Friday, March 12, 2010

Ice Cream, I Scream

Just before I headed off to bed two nights ago, I called down the stairs to my daughter Kelly, who had cloistered herself in the basement for a marathon John Hughes screening/mourning session.

As you might expect, Kelly responded to my call for her to “wrap things up” by:

1. coming up the stairs;
2. going to the kitchen freezer;
3. grabbing a tub of ice cream;
4. heading up to her room;
5. setting the late-night dessert next to her bed; and
6. falling asleep for seven hours.

Kelly is a somnambulist—which I believe is the formal name for one who, with no knowledge of her actions, steals ice cream I planned to enjoy but now can’t because it’s “room temperature cream”. Kelly is now a bad, bad daughter. She’s also a sleepwalker.

My first opportunity to make fun of my little girl for something out of her control came years before, when we lived in an apartment. Kelly strolled into the room, rocked on her heels a few times, and then blurted words that made no sense. The specifics elude me, but let’s just say the conversation went something like this:

“Daddy, will you always be a responsible parent?”

“Honestly? I doubt it, sweetie.”

“Okay. Can I have ice cream?”

“Maybe in a few years.”

My wife Patty, who at bedtime snores but never strolls, pointed out that, in speaking to Kelly, I was wasting my breath. I cast a knock-it-off glare, made a shield for my lips, pointed at Kelly through my hand and then mouthed, “Honey, I know…but she’s right here.

“No, moron. She’s fast asleep.”

Unconvinced, I walked over to Kelly, waved my hand in her face and stuck my tongue out—nothing. I then poked her in the forehead with my index finger. Apparently, this gesture approximated pushing a Go-Back-to-Bed button, because she then turned and left. I smiled at Patty.

“Wow. That was really cool.” And then, “Let's make her do it again.”

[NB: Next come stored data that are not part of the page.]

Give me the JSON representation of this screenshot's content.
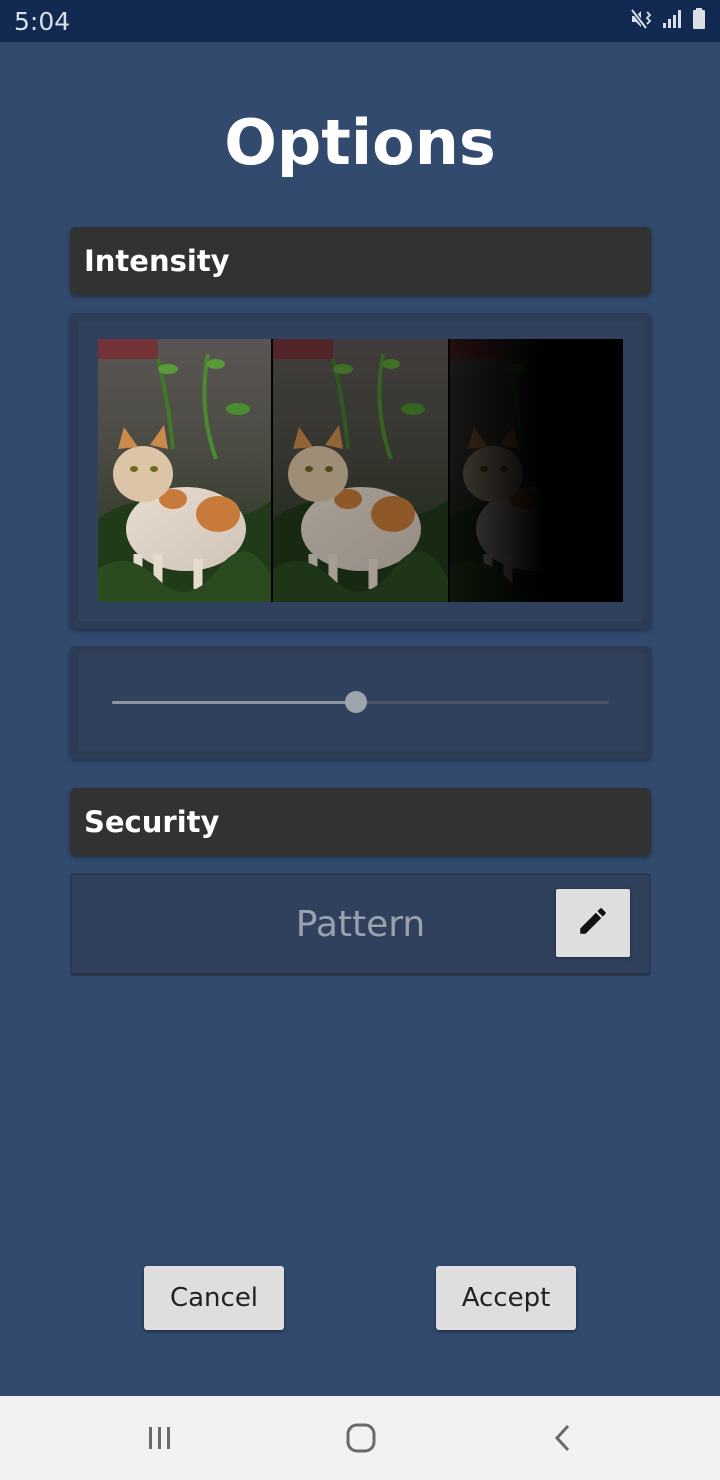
{
  "status_bar": {
    "time": "5:04",
    "icons": [
      "mute-vibrate-icon",
      "signal-icon",
      "battery-icon"
    ]
  },
  "title": "Options",
  "intensity": {
    "header": "Intensity",
    "preview_image": "cat-photo-intensity-preview",
    "slider_value": 0.49
  },
  "security": {
    "header": "Security",
    "value": "Pattern",
    "edit_icon": "pencil-icon"
  },
  "actions": {
    "cancel_label": "Cancel",
    "accept_label": "Accept"
  },
  "nav_bar": {
    "icons": [
      "recent-apps-icon",
      "home-icon",
      "back-icon"
    ]
  },
  "colors": {
    "background": "#324a6e",
    "status_bar": "#122a52",
    "header_bg": "#323232",
    "panel_bg": "#30415d"
  }
}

Of course, this wasn’t my first exposure to sleepwalking—which, according to the National Sleep Foundation, afflicts up to 15 percent of the population. As a child, I dreamed I was a firefighter. No blaze was too big for me, the world’s all-time #1 hero. What snapped me back to reality was my father’s angry question:

“Brian, why are you peeing in my night table drawer?”

I had no good answer. To be fair, had a fire been blazing in the drawer, it would be out.

Poetic justice came calling many years later, when I was a father to a two-year-old. Devin, who to that point only ever went to his mother should he awaken at night, walked right past her, came to me and extended his arms. Of course, this painted the dopey “awwwww” look on my face. I pulled him up to my chest, snuggled my head against his, and adored him like never before. And then he drained his bladder on my T-shirt.

I believe this was the only time I ever referred to a child as a “little fucker”.

For some, sleepwalking is benign. Those afflicted do little but walk around, carry on conversations with floor lamps and steal things that—not to put too fine a point on it—aren’t fucking theirs.

Others kill everyone in their home.

I’ll miss the ice cream but, in the scheme of things, I’m ready to let it go.